Insects are more efficient and do not waste much water, their exoskeleton is full of holes used for breathing and can be shut to prevent water loss. We mammals have to sweat to cool our bodies and lose a lot of water that way.
They are cold-blooded creatures, which makes them much more efficient in converting energy to protein.
But the big advantage of eating insects is that they are generally healthier than meat. A six-ounce serving of crickets has 60 percent less saturated fat and twice as much vitamin B-12 than the same amount of ground beef.
Insects also do not spread disease to humans the way cows or pigs can.
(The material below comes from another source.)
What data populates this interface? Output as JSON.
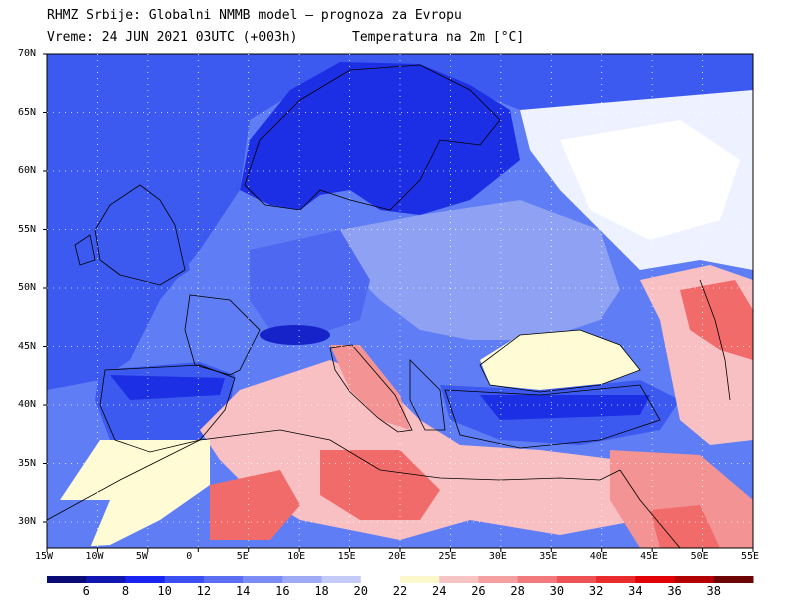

California Academy of Sciences entomologist Brian Fisher put it this way: "...Insects are less dangerous and less of a problem for humans in terms of disease. We do have concerns about disease jumping from animals like pigs and cows to humans. But there are no worries about a disease jumping from an insect to humans. The more evolutionary distant we are from our food source, the less danger there is..."
The edible-insect movement in the U.S. appears to be gathering converts. At Montana State University in Bozeman, entomologist Florence Dunkel edits The Food Insects Newsletter (www.foodinsectsnewsletter.org) and makes frequent appearances promoting the idea of eating bugs. University of California entomologist Lynn Kimsey also promotes edible insects. And others in the U.S. and other developed countries — especially the Netherlands — are pushing hard.